Dois dos três baleados foram atingidos após confrontos no bairro da Barra. Um deles aconteceu na Rua Francisco Otaviano, por volta das 5h30, em uma casa ocupada de forma irregular. As investigações apontaram que pessoas traficavam drogas no local.
A outra troca de tiros que terminou com um alvo baleado ocorreu no bairro do Alto do Cabrito, no subúrbio de Salvador. Os três alvos foram socorridos e levados para hospitais da cidade. O estado de saúde deles não foi revelado.
A “Operação Hégira”, deflagrada pelo Departamento de Repressão e Combate à Corrupção, ao Crime Organizado e à Lavagem de Dinheiro (Draco), cumpre 37 mandados de prisão e 53 de busca e apreensão contra suspeitos de integrar um grupo criminoso.
Segundo informações da Polícia Civil, a organização criminosa é comandada por internos do sistema penitenciário da Bahia e fazem parte de um grupo de São Paulo. Os suspeitos são investigados há 22 meses.
“Os líderes da organização se valiam de comparsas em liberdade para praticar os crimes”, explicou a diretora do Draco, delegada Márcia Pereira.
As investigações realizadas pelo Draco também apontaram a atuação do grupo em crimes contra o patrimônio, praticados na orla de Salvador e alguns deles durante o carnaval de 2024. As vítimas eram turistas ou moradores de bairros nobres.
Sete internos do sistema prisional e suspeitos monitorados por tornozeleira eletrônica também são alvos da operação. Um deles é Averaldo Ferreira da Silva Filho, mais conhecido como “Averaldinho” apontado como o chefe de uma organização criminosa de tráfico de drogas que atua no bairro do Calabar, na capital baiana.
Além dos mandados, a Justiça decretou o bloqueio de contas bancárias e congelamento de ativos financeiros dos investigados.

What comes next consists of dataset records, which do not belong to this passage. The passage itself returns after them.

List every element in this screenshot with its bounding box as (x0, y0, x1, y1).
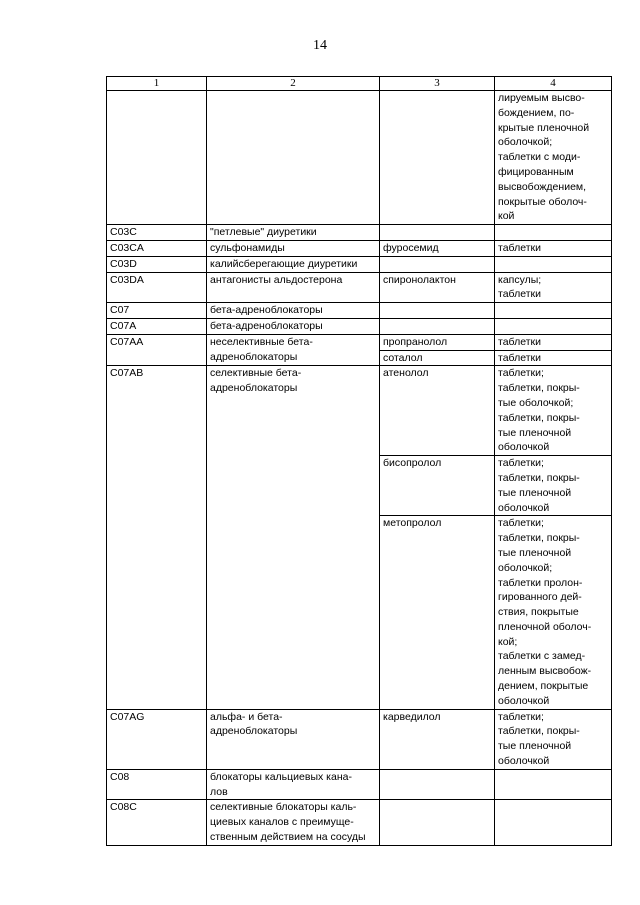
group-name-cell-line: циевых каналов с преимуще- (210, 816, 354, 829)
drug-name-cell (380, 350, 495, 366)
drug-name-cell (380, 516, 495, 709)
dosage-form-cell (495, 272, 612, 303)
group-name-cell (207, 91, 380, 225)
dosage-form-cell (495, 240, 612, 256)
dosage-form-cell-line: таблетки (498, 351, 541, 364)
drug-name-cell-line: спиронолактон (383, 273, 456, 286)
dosage-form-cell-line: оболочкой (498, 501, 550, 514)
group-name-cell (207, 256, 380, 272)
atc-code-cell: C07 (107, 303, 207, 319)
group-name-cell-line: бета-адреноблокаторы (210, 319, 323, 332)
dosage-form-cell-line: тые пленочной (498, 426, 572, 439)
dosage-form-cell-line: кой; (498, 635, 518, 648)
drug-name-cell (380, 334, 495, 350)
group-name-cell-line: ственным действием на сосуды (210, 831, 366, 844)
dosage-form-cell-line: фицированным (498, 165, 574, 178)
atc-code-cell: C03D (107, 256, 207, 272)
group-name-cell (207, 800, 380, 845)
drug-name-cell (380, 303, 495, 319)
drug-name-cell-line: пропранолол (383, 335, 448, 348)
dosage-form-cell-line: таблетки с моди- (498, 151, 581, 164)
dosage-form-cell (495, 456, 612, 516)
drug-name-cell (380, 256, 495, 272)
dosage-form-cell (495, 350, 612, 366)
dosage-form-cell (495, 366, 612, 456)
dosage-form-cell-line: кой (498, 210, 515, 223)
atc-code-cell: C08 (107, 769, 207, 800)
group-name-cell-line: антагонисты альдостерона (210, 273, 343, 286)
header-row (107, 77, 612, 91)
group-name-cell-line: адреноблокаторы (210, 350, 298, 363)
dosage-form-cell-line: таблетки пролон- (498, 576, 583, 589)
dosage-form-cell-line: дением, покрытые (498, 680, 589, 693)
dosage-form-cell-line: оболочкой (498, 694, 550, 707)
drug-name-cell (380, 800, 495, 845)
atc-code-cell (107, 91, 207, 225)
group-name-cell-line: бета-адреноблокаторы (210, 304, 323, 317)
dosage-form-cell (495, 516, 612, 709)
dosage-form-cell (495, 225, 612, 241)
dosage-form-cell-line: таблетки; (498, 517, 544, 530)
table-row (107, 769, 612, 800)
dosage-form-cell-line: гированного дей- (498, 591, 582, 604)
dosage-form-cell-line: покрытые оболоч- (498, 195, 587, 208)
group-name-cell (207, 272, 380, 303)
dosage-form-cell (495, 303, 612, 319)
atc-code-cell: C08C (107, 800, 207, 845)
group-name-cell-line: сульфонамиды (210, 241, 285, 254)
dosage-form-cell-line: таблетки (498, 241, 541, 254)
dosage-form-cell-line: оболочкой (498, 755, 550, 768)
dosage-form-cell-line: тые пленочной (498, 486, 572, 499)
table-row (107, 240, 612, 256)
dosage-form-cell (495, 769, 612, 800)
group-name-cell-line: блокаторы кальциевых кана- (210, 770, 352, 783)
dosage-form-cell-line: таблетки, покры- (498, 532, 580, 545)
atc-code-cell: C07AG (107, 709, 207, 769)
dosage-form-cell (495, 318, 612, 334)
dosage-form-cell-line: таблетки (498, 288, 541, 301)
drug-name-cell-line: метопролол (383, 517, 442, 530)
drug-name-cell (380, 366, 495, 456)
dosage-form-cell-line: таблетки; (498, 457, 544, 470)
dosage-form-cell-line: тые оболочкой; (498, 396, 574, 409)
table-row (107, 366, 612, 456)
dosage-form-cell-line: ленным высвобож- (498, 665, 592, 678)
header-col-3: 3 (380, 77, 495, 91)
dosage-form-cell-line: таблетки, покры- (498, 471, 580, 484)
group-name-cell-line: альфа- и бета- (210, 710, 283, 723)
table-row (107, 91, 612, 225)
atc-code-cell: C03CA (107, 240, 207, 256)
dosage-form-cell-line: лируемым высво- (498, 92, 585, 104)
group-name-cell (207, 709, 380, 769)
dosage-form-cell-line: таблетки, покры- (498, 411, 580, 424)
dosage-form-cell-line: оболочкой (498, 441, 550, 454)
atc-code-cell: C07AB (107, 366, 207, 709)
dosage-form-cell-line: таблетки, покры- (498, 725, 580, 738)
dosage-form-cell-line: таблетки; (498, 367, 544, 380)
drug-name-cell (380, 240, 495, 256)
dosage-form-cell-line: оболочкой; (498, 136, 553, 149)
table-row (107, 318, 612, 334)
drug-name-cell-line: карведилол (383, 710, 441, 723)
dosage-form-cell-line: капсулы; (498, 273, 542, 286)
drug-name-cell (380, 225, 495, 241)
drug-name-cell (380, 272, 495, 303)
group-name-cell (207, 303, 380, 319)
drug-name-cell (380, 91, 495, 225)
group-name-cell-line: адреноблокаторы (210, 382, 298, 395)
group-name-cell-line: лов (210, 785, 228, 798)
header-col-4: 4 (495, 77, 612, 91)
dosage-form-cell-line: тые пленочной (498, 546, 572, 559)
table-row (107, 272, 612, 303)
group-name-cell-line: селективные блокаторы каль- (210, 801, 357, 814)
drug-name-cell (380, 318, 495, 334)
table-row (107, 225, 612, 241)
group-name-cell (207, 366, 380, 709)
group-name-cell-line: адреноблокаторы (210, 725, 298, 738)
header-col-2: 2 (207, 77, 380, 91)
page-number: 14 (313, 38, 327, 53)
atc-code-cell: C07A (107, 318, 207, 334)
dosage-form-cell (495, 91, 612, 225)
table-row (107, 709, 612, 769)
table-row (107, 256, 612, 272)
drug-name-cell-line: фуросемид (383, 241, 439, 254)
table-row (107, 303, 612, 319)
group-name-cell (207, 318, 380, 334)
dosage-form-cell-line: таблетки с замед- (498, 650, 586, 663)
dosage-form-cell-line: таблетки; (498, 710, 544, 723)
group-name-cell (207, 769, 380, 800)
table-row (107, 334, 612, 350)
atc-code-cell: C07AA (107, 334, 207, 366)
dosage-form-cell-line: тые пленочной (498, 740, 572, 753)
drug-table (106, 76, 612, 846)
dosage-form-cell-line: крытые пленочной (498, 121, 590, 134)
group-name-cell-line: неселективные бета- (210, 335, 313, 348)
dosage-form-cell-line: таблетки, покры- (498, 382, 580, 395)
dosage-form-cell-line: пленочной оболоч- (498, 620, 592, 633)
header-col-1: 1 (107, 77, 207, 91)
drug-name-cell (380, 456, 495, 516)
dosage-form-cell-line: высвобождением, (498, 180, 587, 193)
group-name-cell (207, 240, 380, 256)
table-body (107, 91, 612, 846)
drug-name-cell-line: бисопролол (383, 457, 442, 470)
dosage-form-cell-line: бождением, по- (498, 106, 575, 119)
dosage-form-cell (495, 709, 612, 769)
drug-name-cell (380, 709, 495, 769)
atc-code-cell: C03C (107, 225, 207, 241)
dosage-form-cell (495, 334, 612, 350)
dosage-form-cell (495, 256, 612, 272)
dosage-form-cell-line: таблетки (498, 335, 541, 348)
group-name-cell (207, 334, 380, 366)
group-name-cell (207, 225, 380, 241)
group-name-cell-line: "петлевые" диуретики (210, 226, 317, 239)
drug-name-cell (380, 769, 495, 800)
drug-name-cell-line: атенолол (383, 367, 429, 380)
dosage-form-cell-line: оболочкой; (498, 561, 553, 574)
group-name-cell-line: калийсберегающие диуретики (210, 257, 358, 270)
dosage-form-cell-line: ствия, покрытые (498, 606, 579, 619)
table-row (107, 800, 612, 845)
dosage-form-cell (495, 800, 612, 845)
drug-name-cell-line: соталол (383, 351, 423, 364)
group-name-cell-line: селективные бета- (210, 367, 302, 380)
atc-code-cell: C03DA (107, 272, 207, 303)
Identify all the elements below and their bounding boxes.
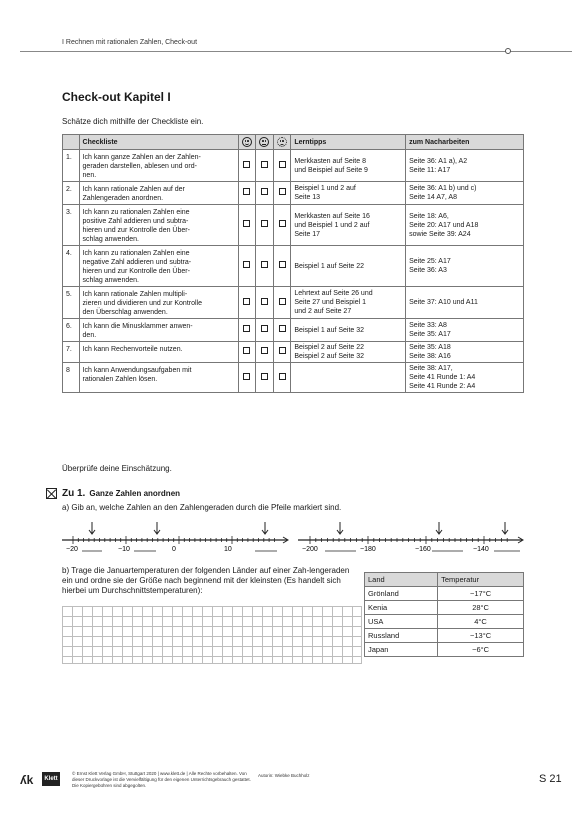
tick-label: −140: [473, 546, 489, 553]
tip-line: und 2 auf Seite 27: [294, 308, 352, 315]
col-happy: [238, 135, 256, 150]
review-cell: [406, 319, 524, 342]
rating-cell-unsure: [273, 287, 291, 319]
rating-checkbox-happy[interactable]: [243, 347, 250, 354]
temperature-table: [364, 572, 524, 657]
row-number: 1.: [63, 150, 80, 182]
lerntipp-cell: [291, 205, 406, 246]
item-line: rationalen Zahlen lösen.: [82, 376, 158, 383]
graph-paper-grid[interactable]: [62, 606, 362, 664]
header-dot: [505, 48, 511, 54]
page-title: Check-out Kapitel I: [62, 90, 171, 104]
review-line: Seite 11: A17: [409, 166, 451, 174]
col-temperatur: Temperatur: [438, 573, 524, 587]
rating-checkbox-neutral[interactable]: [261, 220, 268, 227]
review-cell: [406, 363, 524, 393]
checklist-body: [63, 150, 524, 393]
rating-checkbox-unsure[interactable]: [279, 161, 286, 168]
tick-label: −160: [415, 546, 431, 553]
rating-cell-unsure: [273, 182, 291, 205]
country-cell: Russland: [365, 629, 438, 643]
lerntipp-cell: [291, 246, 406, 287]
col-unsure: [273, 135, 291, 150]
rating-checkbox-unsure[interactable]: [279, 325, 286, 332]
item-line: Ich kann Anwendungsaufgaben mit: [82, 367, 192, 374]
table-row: [365, 629, 524, 643]
row-number: 8: [63, 363, 80, 393]
number-line-1: [62, 518, 292, 558]
tip-line: Seite 17: [294, 230, 321, 238]
rating-cell-happy: [238, 150, 256, 182]
review-cell: [406, 246, 524, 287]
klett-logo: [20, 772, 60, 786]
checklist-item: [79, 246, 238, 287]
happy-face-icon: [242, 137, 252, 147]
rating-checkbox-happy[interactable]: [243, 373, 250, 380]
rating-checkbox-neutral[interactable]: [261, 261, 268, 268]
temperature-cell: 28°C: [438, 601, 524, 615]
rating-checkbox-neutral[interactable]: [261, 373, 268, 380]
running-header: I Rechnen mit rationalen Zahlen, Check-out: [62, 39, 198, 46]
tip-line: Seite 27 und Beispiel 1: [294, 299, 366, 306]
tip-line: Beispiel 2 auf Seite 32: [294, 353, 365, 360]
review-line: Seite 41 Runde 1: A4: [409, 374, 476, 381]
rating-cell-happy: [238, 342, 256, 363]
table-row: [365, 643, 524, 657]
review-cell: [406, 287, 524, 319]
neutral-face-icon: [259, 137, 269, 147]
tip-line: Beispiel 1 auf Seite 32: [294, 326, 365, 334]
temperature-cell: 4°C: [438, 615, 524, 629]
col-number: [63, 135, 80, 150]
arrow-marker: [262, 522, 268, 534]
rating-checkbox-unsure[interactable]: [279, 298, 286, 305]
checklist-item: [79, 363, 238, 393]
review-cell: [406, 342, 524, 363]
table-row: [63, 182, 524, 205]
rating-cell-happy: [238, 182, 256, 205]
checklist-item: [79, 319, 238, 342]
item-line: Ich kann zu rationalen Zahlen eine: [82, 209, 190, 216]
tip-line: Beispiel 1 und 2 auf: [294, 185, 356, 192]
tick-label: −200: [302, 546, 318, 553]
item-line: Ich kann rationale Zahlen multipli-: [82, 291, 188, 298]
checklist-item: [79, 150, 238, 182]
rating-cell-unsure: [273, 342, 291, 363]
item-line: Ich kann Rechenvorteile nutzen.: [82, 346, 183, 353]
rating-cell-unsure: [273, 363, 291, 393]
item-line: den Überschlag anwenden.: [82, 309, 168, 316]
rating-cell-neutral: [256, 363, 274, 393]
item-line: schlag anwenden.: [82, 236, 139, 243]
lerntipp-cell: [291, 182, 406, 205]
table-row: [365, 601, 524, 615]
rating-checkbox-unsure[interactable]: [279, 220, 286, 227]
review-line: Seite 41 Runde 2: A4: [409, 383, 476, 390]
copyright-notice: © Ernst Klett Verlag GmbH, Stuttgart 2020 | www.klett.de | Alle Rechte vorbehalten. Von dieser Druckvorlage ist die Vervielfältigung für den eigenen Unterrichtsgebrauch gestattet. Die Kopiergebühren sind abgegolten.: [72, 771, 251, 788]
tip-line: Lehrtext auf Seite 26 und: [294, 290, 373, 297]
rating-checkbox-unsure[interactable]: [279, 373, 286, 380]
item-line: zieren und dividieren und zur Kontrolle: [82, 300, 202, 307]
item-line: negative Zahl addieren und subtra-: [82, 259, 192, 266]
item-line: Ich kann zu rationalen Zahlen eine: [82, 250, 190, 257]
section-number: Zu 1.: [62, 488, 86, 499]
review-line: Seite 20: A17 und A18: [409, 221, 479, 229]
rating-cell-neutral: [256, 205, 274, 246]
table-row: [365, 615, 524, 629]
rating-checkbox-neutral[interactable]: [261, 347, 268, 354]
rating-cell-happy: [238, 205, 256, 246]
review-line: Seite 25: A17: [409, 258, 451, 265]
temperature-header-row: [365, 573, 524, 587]
rating-cell-happy: [238, 319, 256, 342]
row-number: 3.: [63, 205, 80, 246]
checklist-item: [79, 205, 238, 246]
rating-checkbox-neutral[interactable]: [261, 325, 268, 332]
checklist-item: [79, 287, 238, 319]
tick-label: −180: [360, 546, 376, 553]
lerntipp-cell: [291, 287, 406, 319]
tick-label: 10: [224, 546, 232, 553]
checklist-table: [62, 134, 524, 393]
row-number: 7.: [63, 342, 80, 363]
col-neutral: [256, 135, 274, 150]
checklist-header-row: [63, 135, 524, 150]
temperature-cell: −6°C: [438, 643, 524, 657]
tip-line: Merkkasten auf Seite 8: [294, 157, 366, 165]
item-line: hieren und zur Kontrolle den Über-: [82, 268, 190, 275]
header-divider: [20, 51, 572, 52]
review-line: Seite 38: A16: [409, 353, 451, 360]
review-line: Seite 36: A3: [409, 267, 447, 274]
tip-line: und Beispiel auf Seite 9: [294, 166, 368, 174]
lerntipp-cell: [291, 319, 406, 342]
tick-label: −20: [66, 546, 78, 553]
country-cell: USA: [365, 615, 438, 629]
review-line: Seite 35: A17: [409, 331, 451, 338]
task-checkbox-icon: [46, 488, 57, 499]
number-line-2: [298, 518, 526, 558]
tip-line: und Beispiel 1 und 2 auf: [294, 221, 370, 229]
rating-cell-neutral: [256, 342, 274, 363]
col-checkliste: Checkliste: [79, 135, 238, 150]
arrow-marker: [337, 522, 343, 534]
check-instruction: Überprüfe deine Einschätzung.: [62, 464, 172, 473]
review-line: Seite 33: A8: [409, 322, 447, 329]
review-line: Seite 35: A18: [409, 344, 451, 351]
col-lerntipps: Lerntipps: [291, 135, 406, 150]
lerntipp-cell: [291, 363, 406, 393]
arrow-marker: [436, 522, 442, 534]
page-number: S 21: [539, 773, 562, 785]
rating-checkbox-happy[interactable]: [243, 220, 250, 227]
review-line: sowie Seite 39: A24: [409, 230, 471, 238]
rating-cell-unsure: [273, 150, 291, 182]
rating-cell-happy: [238, 363, 256, 393]
arrow-marker: [154, 522, 160, 534]
arrow-marker: [502, 522, 508, 534]
tip-line: Beispiel 1 auf Seite 22: [294, 262, 365, 270]
author-credit: Autorin: Wiebke Buchholz: [258, 773, 310, 778]
rating-cell-neutral: [256, 182, 274, 205]
section-heading: [62, 488, 180, 499]
rating-checkbox-neutral[interactable]: [261, 188, 268, 195]
task-a-text: a) Gib an, welche Zahlen an den Zahlengeraden durch die Pfeile markiert sind.: [62, 503, 342, 512]
rating-checkbox-happy[interactable]: [243, 188, 250, 195]
logo-wordmark: Klett: [42, 772, 60, 786]
rating-cell-neutral: [256, 287, 274, 319]
task-b-text: b) Trage die Januartemperaturen der folgenden Länder auf einer Zah-lengeraden ein und ordne sie der Größe nach beginnend mit der kleinsten (Es handelt sich hierbei um Durchschnittstemperaturen):: [62, 566, 350, 595]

Equipes dos Departamentos Especializado de Investigações Criminais (Deic), de Homicídios e Proteção à Pessoa (DHPP), de Polícia Metropolitana (Depom), Especializado de Investigação e Repressão ao Narcotráfico (Denarc), da Coordenação de Operações e Recursos Especiais (Core), do Departamento de Polícia Técnica (DPT) e da Secretaria de Administração Penitenciária (SEAP) também participam da operação.